この物語の舞台は昭和20年代頃の北海道。
その頃、北海道は朝鮮の人など、他の国の人々の労働力も使って開拓を進めていた。
そんな工夫にまじり働くのがこの物語の主人公である特高警察の男性。
彼は飯場から逃走した男性の逃走経路を探るため、作業員になりすまし、内部を探っていた。
その後、逃走をくわだてる朝鮮人により、事の真相を知った彼は本来の職務に復帰後、まもなく罠に嵌められ殺人犯にされてしまう。
彼を罠に嵌めたのはアイヌの人を土人と蔑む同僚の男であり、その男の背後にはさらに大きな組織が存在していた。

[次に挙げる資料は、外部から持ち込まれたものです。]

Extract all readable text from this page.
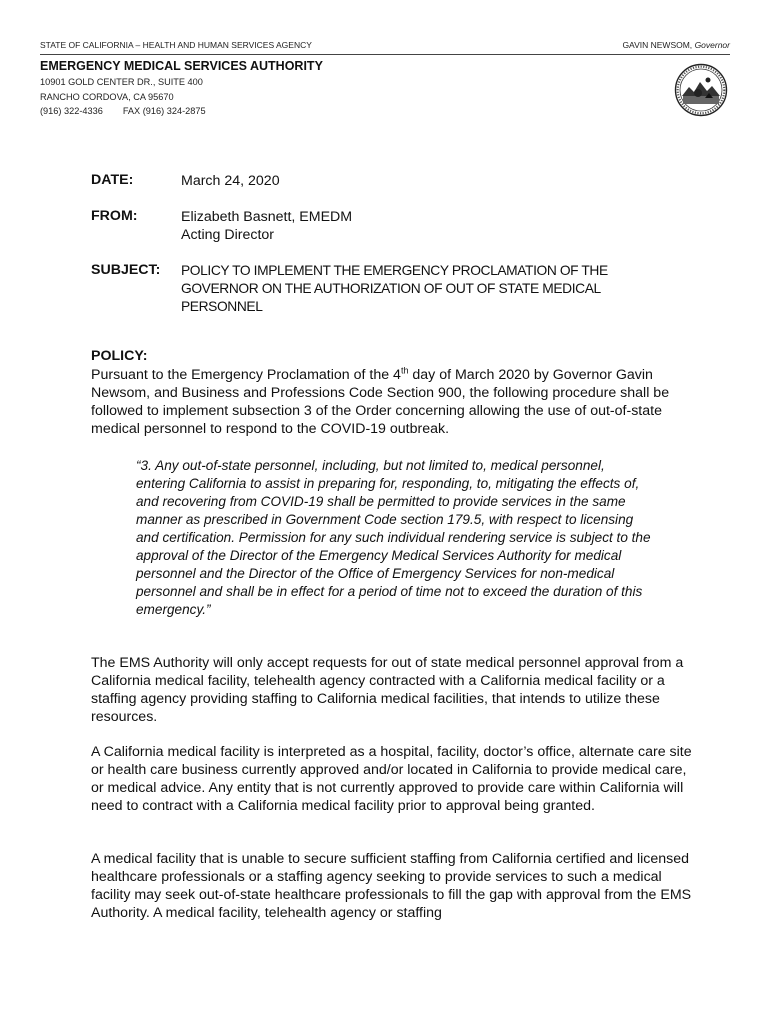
STATE OF CALIFORNIA – HEALTH AND HUMAN SERVICES AGENCY	GAVIN NEWSOM, Governor
EMERGENCY MEDICAL SERVICES AUTHORITY
10901 GOLD CENTER DR., SUITE 400
RANCHO CORDOVA, CA 95670
(916) 322-4336 FAX (916) 324-2875
DATE:	March 24, 2020
FROM:	Elizabeth Basnett, EMEDM
Acting Director
SUBJECT: POLICY TO IMPLEMENT THE EMERGENCY PROCLAMATION OF THE
GOVERNOR ON THE AUTHORIZATION OF OUT OF STATE MEDICAL
PERSONNEL
POLICY:
Pursuant to the Emergency Proclamation of the 4th day of March 2020 by Governor Gavin Newsom, and Business and Professions Code Section 900, the following procedure shall be followed to implement subsection 3 of the Order concerning allowing the use of out-of-state medical personnel to respond to the COVID-19 outbreak.
“3. Any out-of-state personnel, including, but not limited to, medical personnel, entering California to assist in preparing for, responding, to, mitigating the effects of, and recovering from COVID-19 shall be permitted to provide services in the same manner as prescribed in Government Code section 179.5, with respect to licensing and certification. Permission for any such individual rendering service is subject to the approval of the Director of the Emergency Medical Services Authority for medical personnel and the Director of the Office of Emergency Services for non-medical personnel and shall be in effect for a period of time not to exceed the duration of this emergency.”
The EMS Authority will only accept requests for out of state medical personnel approval from a California medical facility, telehealth agency contracted with a California medical facility or a staffing agency providing staffing to California medical facilities, that intends to utilize these resources.
A California medical facility is interpreted as a hospital, facility, doctor’s office, alternate care site or health care business currently approved and/or located in California to provide medical care, or medical advice. Any entity that is not currently approved to provide care within California will need to contract with a California medical facility prior to approval being granted.
A medical facility that is unable to secure sufficient staffing from California certified and licensed healthcare professionals or a staffing agency seeking to provide services to such a medical facility may seek out-of-state healthcare professionals to fill the gap with approval from the EMS Authority. A medical facility, telehealth agency or staffing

そして、その組織のメンバーを狙い次々と殺していく存在。
やがて主人公は、それはアイヌ出身の自分の知っている男女ではないか?という思いをもつ。
彼らをそんな凶行にからせるものは何か。
そして、彼らのもつ切り札とはー。
とても読みがいのある本だった。
だけど、いかんせん、この話をおさめるにはこの本のボリュームでは足りない。
結末はきれいにおさめてはいるものの、後半になるにつれてどこかやっつけ感を感じた。
序盤と同じような書き込みで書かれていたら、もっと重厚感を感じる本になっていたと思う。
今までに何冊か北海道の開拓の過酷さを描いた本を読んだ事があるけど、この本のように、その開拓に異国の人々も携わっていたという事は初めて知った。
その辺や本に書かれているある真相は本当にあった事なんだろうか?
この本では過酷な労働や飯場の様子、刑務所の不潔な様子や拷問、戦争の残酷さが描かれている。
それは読んでいて気が重くなるものではあったけど、上手に耐えられなくなるちょっと前で止めてくれていた。
読み終えて気分が悪くなる、という所までいかなかったのは救われたし、何しろこの本は最初の印象と違い結末は希望を感じるので読後感がいい。
私がこれを読んで思ったのは、人間は個人どうしなら何とかなるものが、関わる人間が多くなり、お互いの顔が見えなくなると、どうしてこうも酷い事が平気でできるんだろうという事。
この本で書かれている「悪」は単純な「悪」でなく、やみくもに民族差別をする男にもそれなりの複雑な生い立ちがあり、ただ、「悪」というだけではないと描いている。
そういう不完全でも、人の心をもつ人と人なら、違う民族で、使う言葉が違っても時間をかければ分かり合えるかもしれないのに、人の顔が見えないと争いが生まれる。
それは今の一見平和な時代でも当てはめて言える事かもしれないと思う。
それにしても、こんな非人道的な事が普通に行われていた時代がほんの何十年か前で、今もその時代の人が生きているのが不思議な気がした。
それと同時にこの作者はいくつなんだろう?と思った。
今の時代にこんな小説を書ける人がいるんだなぁ・・・と感心したし、この作者の本は今後も読んでいきたいと思う。